Firenze, “Cubo nero”: scontro politico in consiglio comunale dopo i 10 avvisi di garanzia

FIRENZE – Bagarre in Consiglio comunale a Firenze sul cosiddetto “Cubo nero”, edificio sorto al posto del Teatro Comunale, dopo gli avvisi di garanzia recapitati a dieci persone, indagate per il rilascio delle autorizzazioni alla realizzazione
“Invitiamo il Consiglio a contenere il dibattito tecnico e politico nei limiti di un doveroso rispetto dell’operato della magistratura delle indagini e delle persone coinvolte”, ha dichiarato l’assessora all’urbanistica Caterina Biti rispondendo ad una domanda di attualità di Guglielmo Mossuto (Lega). L’amministrazione, ha proseguito Biti, “ribadisce che c’è piena fiducia nella magistratura e confida che i dipendenti degli uffici possano chiarire, auspicabilmente in tempi rapidi, la propria posizione, confermando piena fiducia nel loro operato”.
Biti ha spiegato che la “Regione Toscana può delegare, e ha deciso di farlo, l’esercizio delle funzioni amministrative in materia di autorizzazioni paesaggistiche al Comune purché dotato di strumento in grado di assicurare un adeguato livello di competenze tecnico scientifiche. Tali competenze sono garantite dalla nomina, tramite selezione pubblica, di un organo collegiale tecnico consultivo terzo e imparziale, la commissione comunale per il paesaggio. Resta in capo al ministero dei Beni culturali, attraverso le sue articolazioni periferiche che sono rappresentante dalle soprintendenze, l’espressione del parere obbligatorio e vincolante sul merito paesaggistico. Tutto ciò premesso l’autorizzazione paesaggistica rilasciata dagli uffici comunali è un atto di ricevimento del parere obbligatorio e vincolante espresso dalla soprintendenza nell’ambito della sua discrezionalità tecnico e amministrativa”.
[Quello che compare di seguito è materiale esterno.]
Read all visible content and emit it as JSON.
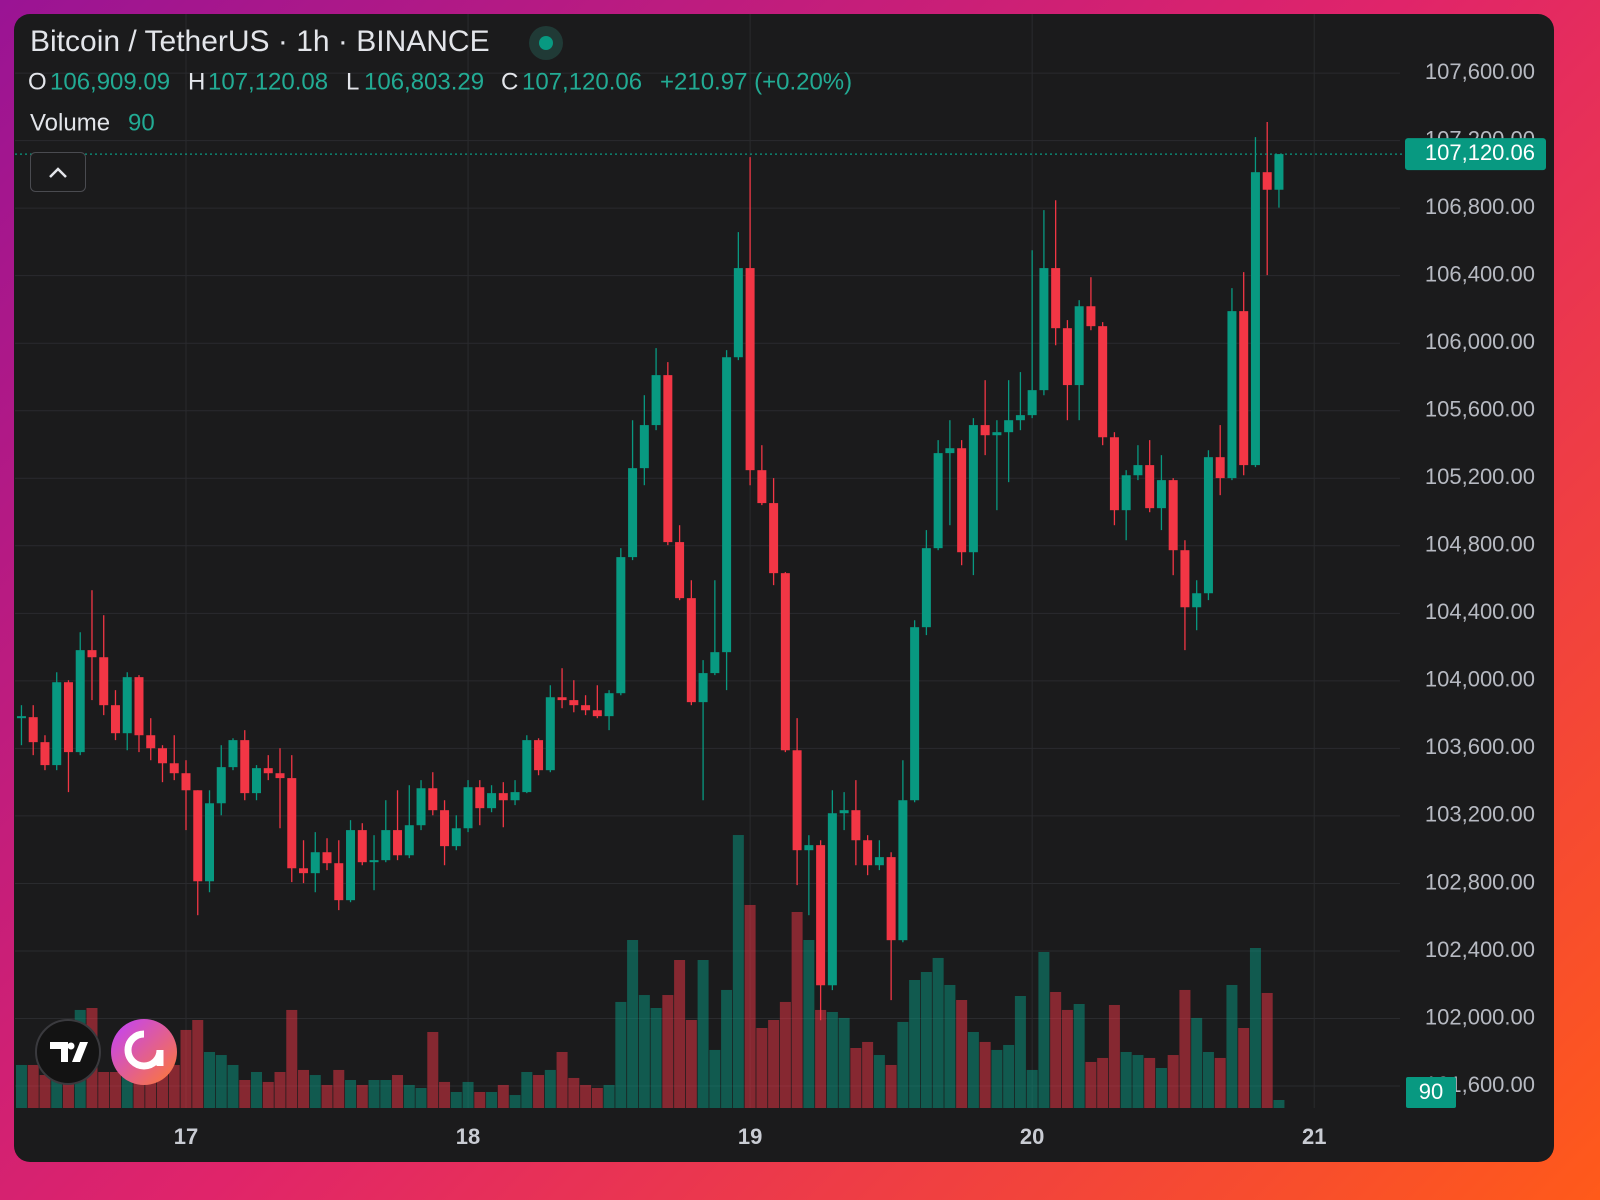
{
  "chart_data": {
    "type": "candlestick",
    "title": "Bitcoin / TetherUS · 1h · BINANCE",
    "ohlc_labels": [
      "O",
      "H",
      "L",
      "C"
    ],
    "ohlc_values": [
      "106,909.09",
      "107,120.08",
      "106,803.29",
      "107,120.06"
    ],
    "change_label": "+210.97 (+0.20%)",
    "volume_label": "Volume",
    "up_color": "#089981",
    "down_color": "#f23645",
    "grid": true,
    "xlim": [
      -0.55,
      117.3
    ],
    "xticks": [
      {
        "value": 14,
        "label": "17"
      },
      {
        "value": 38,
        "label": "18"
      },
      {
        "value": 62,
        "label": "19"
      },
      {
        "value": 86,
        "label": "20"
      },
      {
        "value": 110,
        "label": "21"
      }
    ],
    "ylim": [
      101470,
      107950
    ],
    "yticks": [
      {
        "value": 101600,
        "label": "101,600.00"
      },
      {
        "value": 102000,
        "label": "102,000.00"
      },
      {
        "value": 102400,
        "label": "102,400.00"
      },
      {
        "value": 102800,
        "label": "102,800.00"
      },
      {
        "value": 103200,
        "label": "103,200.00"
      },
      {
        "value": 103600,
        "label": "103,600.00"
      },
      {
        "value": 104000,
        "label": "104,000.00"
      },
      {
        "value": 104400,
        "label": "104,400.00"
      },
      {
        "value": 104800,
        "label": "104,800.00"
      },
      {
        "value": 105200,
        "label": "105,200.00"
      },
      {
        "value": 105600,
        "label": "105,600.00"
      },
      {
        "value": 106000,
        "label": "106,000.00"
      },
      {
        "value": 106400,
        "label": "106,400.00"
      },
      {
        "value": 106800,
        "label": "106,800.00"
      },
      {
        "value": 107200,
        "label": "107,200.00"
      },
      {
        "value": 107600,
        "label": "107,600.00"
      }
    ],
    "volume_ylim": [
      0,
      3465
    ],
    "open": [
      103779,
      103785,
      103637,
      103501,
      103992,
      103578,
      104182,
      104140,
      103856,
      103690,
      104022,
      103678,
      103601,
      103512,
      103453,
      103352,
      102813,
      103275,
      103489,
      103649,
      103335,
      103483,
      103453,
      103424,
      102890,
      102861,
      102985,
      102920,
      102701,
      103116,
      102926,
      102938,
      103116,
      102967,
      103145,
      103364,
      103234,
      103021,
      103127,
      103370,
      103246,
      103335,
      103293,
      103341,
      103649,
      103471,
      103903,
      103886,
      103856,
      103826,
      103791,
      103927,
      104733,
      105260,
      105515,
      105811,
      104822,
      104490,
      103874,
      104046,
      104170,
      105917,
      106445,
      105248,
      105053,
      104638,
      103589,
      102997,
      103027,
      102197,
      103216,
      103234,
      103056,
      102908,
      102956,
      102464,
      103293,
      104318,
      104786,
      105349,
      105378,
      104762,
      105515,
      105455,
      105473,
      105544,
      105574,
      105722,
      106445,
      106089,
      105752,
      106219,
      106101,
      105443,
      105011,
      105218,
      105278,
      105023,
      105189,
      104774,
      104436,
      104519,
      105325,
      105201,
      106190,
      105278,
      107013,
      106909.09
    ],
    "high": [
      103856,
      103856,
      103678,
      104051,
      104004,
      104288,
      104537,
      104389,
      103945,
      104051,
      104034,
      103779,
      103619,
      103678,
      103530,
      103352,
      103352,
      103619,
      103660,
      103708,
      103501,
      103560,
      103601,
      103560,
      103056,
      103104,
      103068,
      103056,
      103175,
      103157,
      103086,
      103293,
      103352,
      103382,
      103412,
      103459,
      103293,
      103204,
      103412,
      103412,
      103382,
      103400,
      103412,
      103678,
      103660,
      103974,
      104075,
      104004,
      103915,
      103974,
      103945,
      104786,
      105544,
      105692,
      105971,
      105888,
      104922,
      104596,
      104123,
      104596,
      105959,
      106658,
      107102,
      105396,
      105201,
      104644,
      103779,
      103086,
      103056,
      103352,
      103341,
      103412,
      103086,
      103056,
      102985,
      103530,
      104359,
      104893,
      105426,
      105544,
      105426,
      105556,
      105781,
      105544,
      105781,
      105829,
      106551,
      106788,
      106847,
      106137,
      106255,
      106391,
      106125,
      105473,
      105248,
      105396,
      105426,
      105337,
      105201,
      104833,
      104596,
      105366,
      105515,
      106326,
      106421,
      107221,
      107310,
      107120.08
    ],
    "low": [
      103619,
      103560,
      103471,
      103471,
      103341,
      103560,
      103886,
      103797,
      103649,
      103589,
      103578,
      103530,
      103400,
      103412,
      103116,
      102612,
      102748,
      103204,
      103471,
      103293,
      103293,
      103412,
      103127,
      102808,
      102802,
      102748,
      102879,
      102642,
      102689,
      102908,
      102760,
      102926,
      102938,
      102950,
      103116,
      103204,
      102908,
      102997,
      103104,
      103145,
      103222,
      103133,
      103264,
      103335,
      103441,
      103459,
      103838,
      103814,
      103797,
      103779,
      103708,
      103915,
      104715,
      105159,
      105485,
      104804,
      104478,
      103856,
      103293,
      104034,
      103945,
      105900,
      105159,
      105041,
      104567,
      103578,
      102790,
      102612,
      101990,
      102168,
      103116,
      102908,
      102849,
      102879,
      102109,
      102452,
      103281,
      104271,
      104774,
      104922,
      104685,
      104626,
      105337,
      105011,
      105177,
      105485,
      105556,
      105692,
      105988,
      105544,
      105544,
      106077,
      105396,
      104922,
      104833,
      105189,
      104999,
      104893,
      104626,
      104182,
      104300,
      104478,
      105100,
      105189,
      105218,
      105266,
      106403,
      106803.29
    ],
    "close": [
      103791,
      103637,
      103501,
      103992,
      103578,
      104182,
      104140,
      103856,
      103690,
      104022,
      103678,
      103601,
      103512,
      103453,
      103352,
      102813,
      103275,
      103489,
      103649,
      103335,
      103483,
      103453,
      103424,
      102890,
      102861,
      102985,
      102920,
      102701,
      103116,
      102926,
      102938,
      103116,
      102967,
      103145,
      103364,
      103234,
      103021,
      103127,
      103370,
      103246,
      103335,
      103293,
      103341,
      103649,
      103471,
      103903,
      103886,
      103856,
      103826,
      103791,
      103927,
      104733,
      105260,
      105515,
      105811,
      104822,
      104490,
      103874,
      104046,
      104170,
      105917,
      106445,
      105248,
      105053,
      104638,
      103589,
      102997,
      103027,
      102197,
      103216,
      103234,
      103056,
      102908,
      102956,
      102464,
      103293,
      104318,
      104786,
      105349,
      105378,
      104762,
      105515,
      105455,
      105473,
      105544,
      105574,
      105722,
      106445,
      106089,
      105752,
      106219,
      106101,
      105443,
      105011,
      105218,
      105278,
      105023,
      105189,
      104774,
      104436,
      104519,
      105325,
      105201,
      106190,
      105278,
      107013,
      106909,
      107120.06
    ],
    "volume": [
      484,
      484,
      371,
      709,
      428,
      1103,
      1125,
      405,
      405,
      709,
      653,
      428,
      405,
      484,
      878,
      990,
      630,
      596,
      484,
      315,
      405,
      293,
      405,
      1103,
      428,
      371,
      259,
      428,
      315,
      259,
      315,
      315,
      371,
      259,
      225,
      855,
      293,
      180,
      293,
      180,
      180,
      259,
      146,
      405,
      371,
      428,
      630,
      338,
      259,
      225,
      259,
      1193,
      1890,
      1271,
      1125,
      1271,
      1665,
      990,
      1665,
      653,
      1328,
      3071,
      2284,
      900,
      990,
      1193,
      2205,
      1890,
      1103,
      1080,
      1013,
      675,
      743,
      596,
      484,
      968,
      1440,
      1530,
      1688,
      1384,
      1215,
      855,
      743,
      653,
      709,
      1260,
      428,
      1755,
      1305,
      1103,
      1170,
      518,
      563,
      1159,
      630,
      596,
      563,
      450,
      596,
      1328,
      1013,
      630,
      563,
      1384,
      900,
      1800,
      1294,
      90
    ]
  }
}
In una nota congiunta i consiglieri di Fdi, lista Schmidt, Forza Italia, Lega e Noi Moderati hanno spiegato che la mozione d’ordine per chiedere alla giunta di discutere del ‘Cubo nero’, poi respinta, “era una richiesta di buonsenso, nel rispetto delle indagini in corso, per far conoscere alla cittadinanza la posizione politica della giunta, dopo che erano state annunciate nei mesi scorsi interlocuzioni con la proprietà. L’asserragliamento dietro il muro dell’oblio a scopo difensivo non aiuta Firenze”. “Paiono esserci stati grossolani errori che neanche un bambino avrebbe fatto”. Santarelli ha sottolineato che “gli assessori hanno un obbligo: rispondere in modo chiaro, completo e veritiero ai quesiti loro posti. Tre peculiarità omesse dal sorgere del caso Cubo nero”.
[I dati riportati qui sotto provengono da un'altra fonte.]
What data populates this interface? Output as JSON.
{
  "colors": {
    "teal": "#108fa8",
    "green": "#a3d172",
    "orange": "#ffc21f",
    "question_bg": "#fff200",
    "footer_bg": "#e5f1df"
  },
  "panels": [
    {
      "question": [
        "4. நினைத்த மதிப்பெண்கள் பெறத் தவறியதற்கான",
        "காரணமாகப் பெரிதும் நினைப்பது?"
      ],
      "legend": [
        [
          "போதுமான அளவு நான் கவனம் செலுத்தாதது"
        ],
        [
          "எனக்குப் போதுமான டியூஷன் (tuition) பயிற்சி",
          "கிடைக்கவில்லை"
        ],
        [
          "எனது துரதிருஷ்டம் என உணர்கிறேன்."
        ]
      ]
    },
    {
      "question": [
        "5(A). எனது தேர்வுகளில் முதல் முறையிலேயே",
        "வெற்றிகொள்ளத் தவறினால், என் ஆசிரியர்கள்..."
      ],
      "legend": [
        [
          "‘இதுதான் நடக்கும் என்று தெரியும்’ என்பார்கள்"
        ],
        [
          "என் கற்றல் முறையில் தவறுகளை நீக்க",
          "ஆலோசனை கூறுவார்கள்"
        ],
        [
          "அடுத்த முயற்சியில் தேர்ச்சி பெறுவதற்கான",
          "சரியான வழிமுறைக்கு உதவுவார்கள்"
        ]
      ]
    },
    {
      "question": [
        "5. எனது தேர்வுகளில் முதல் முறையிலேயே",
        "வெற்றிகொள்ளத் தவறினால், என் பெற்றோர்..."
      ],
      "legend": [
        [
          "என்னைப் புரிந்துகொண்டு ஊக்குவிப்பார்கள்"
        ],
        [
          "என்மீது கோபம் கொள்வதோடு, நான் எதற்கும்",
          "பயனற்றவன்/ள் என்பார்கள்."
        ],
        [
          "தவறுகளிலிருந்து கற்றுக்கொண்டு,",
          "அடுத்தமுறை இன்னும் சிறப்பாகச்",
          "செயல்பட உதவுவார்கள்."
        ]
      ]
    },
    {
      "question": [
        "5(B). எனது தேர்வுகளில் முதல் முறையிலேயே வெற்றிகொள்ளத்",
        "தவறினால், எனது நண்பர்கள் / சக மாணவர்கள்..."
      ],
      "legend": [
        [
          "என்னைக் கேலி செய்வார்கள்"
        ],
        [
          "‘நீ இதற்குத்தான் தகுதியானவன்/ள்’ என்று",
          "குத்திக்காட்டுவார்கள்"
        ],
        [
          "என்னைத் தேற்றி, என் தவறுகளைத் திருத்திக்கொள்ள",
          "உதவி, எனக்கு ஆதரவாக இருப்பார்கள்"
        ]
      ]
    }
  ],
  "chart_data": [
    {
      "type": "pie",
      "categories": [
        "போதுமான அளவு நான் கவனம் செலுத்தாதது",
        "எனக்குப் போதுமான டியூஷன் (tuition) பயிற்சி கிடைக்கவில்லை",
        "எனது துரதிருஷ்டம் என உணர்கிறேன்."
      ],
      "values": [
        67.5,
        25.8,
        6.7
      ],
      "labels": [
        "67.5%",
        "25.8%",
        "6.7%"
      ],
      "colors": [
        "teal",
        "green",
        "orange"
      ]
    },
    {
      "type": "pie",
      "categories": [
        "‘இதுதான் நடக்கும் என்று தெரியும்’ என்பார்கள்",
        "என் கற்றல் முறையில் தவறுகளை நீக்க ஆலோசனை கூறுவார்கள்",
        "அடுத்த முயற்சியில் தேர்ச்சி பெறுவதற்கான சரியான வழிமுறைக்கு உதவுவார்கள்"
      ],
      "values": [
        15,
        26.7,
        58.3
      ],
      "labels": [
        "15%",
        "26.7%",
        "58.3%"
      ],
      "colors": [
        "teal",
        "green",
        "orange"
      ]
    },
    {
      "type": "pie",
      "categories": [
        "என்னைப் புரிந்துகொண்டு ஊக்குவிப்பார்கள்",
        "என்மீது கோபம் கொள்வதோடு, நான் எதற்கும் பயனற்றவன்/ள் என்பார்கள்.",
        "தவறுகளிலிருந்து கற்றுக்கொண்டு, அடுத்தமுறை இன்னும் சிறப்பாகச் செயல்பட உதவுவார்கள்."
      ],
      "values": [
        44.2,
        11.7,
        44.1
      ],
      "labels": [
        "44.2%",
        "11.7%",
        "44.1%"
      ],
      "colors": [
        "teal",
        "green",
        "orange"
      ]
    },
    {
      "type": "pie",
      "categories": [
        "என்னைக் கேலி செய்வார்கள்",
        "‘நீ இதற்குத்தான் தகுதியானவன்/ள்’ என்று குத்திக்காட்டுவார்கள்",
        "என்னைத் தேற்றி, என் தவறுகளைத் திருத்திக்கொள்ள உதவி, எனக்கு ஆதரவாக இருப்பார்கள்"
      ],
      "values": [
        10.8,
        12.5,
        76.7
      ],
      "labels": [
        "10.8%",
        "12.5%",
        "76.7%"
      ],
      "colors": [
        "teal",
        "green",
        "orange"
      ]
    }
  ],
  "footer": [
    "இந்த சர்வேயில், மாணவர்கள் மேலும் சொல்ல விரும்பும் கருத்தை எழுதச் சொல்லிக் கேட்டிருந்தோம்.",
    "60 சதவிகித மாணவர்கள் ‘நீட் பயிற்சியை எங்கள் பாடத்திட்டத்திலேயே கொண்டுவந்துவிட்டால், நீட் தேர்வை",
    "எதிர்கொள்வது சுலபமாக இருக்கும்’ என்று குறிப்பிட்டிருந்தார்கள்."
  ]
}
Per Pd, Avs-Ecolò e lista Funaro “la richiesta del centrodestra di una comunicazione in aula sulle vicende dell’ex Teatro Comunale rappresenta un vero e proprio corto circuito istituzionale, che non giova né al Consiglio né alla città. Per questo è stata respinta con decisione: dimostra ancora una volta mancanza di serietà e di rispetto verso le autorità competenti”. Secondo Luca Milani (Pd), Michela Monaco (lista Funaro) e Caterina Arciprete (Avs-Ecolò) si è trattato di “una richiesta assolutamente inopportuna e fuori luogo, che riguarda indagini in corso della magistratura, alla quale ribadiamo la nostra piena fiducia. Ancora una volta abbiamo assistito a un tentativo di strumentalizzazione politica”. “Serve rispetto: per il lavoro della magistratura, per le persone coinvolte, che auspichiamo possano chiarire al più presto la loro posizione e su cui riponiamo piena fiducia, e per un percorso che deve seguire il suo corso, non piegarsi a chi vorrebbe fare processi mediatici grossolani per avere visibilità”, aggiungono.
Marco Semplici della lista Funaro ha ricordato che “il 27 marzo 2024 Santarelli, votando favorevolmente alla delibera che conteneva il ‘Piano operativo comunale’, sottolineava il suo ruolo determinante per l’approvazione complessiva di questo provvedimento. Oggi non ci resta che constatare che si è ‘dissociato’ da sé stesso”. “Basta caccia alle streghe e polemiche strumentali sull’ex Teatro comunale, soprattutto da parte delle forze politiche del centrodestra che in quasi due anni di attività in commissione urbanistica hanno presentato un solo atto di proposta sul futuro della città”, ha concluso Renzo Pampaloni del Pd, che ricopre il ruolo di presidente della commissione urbanistica.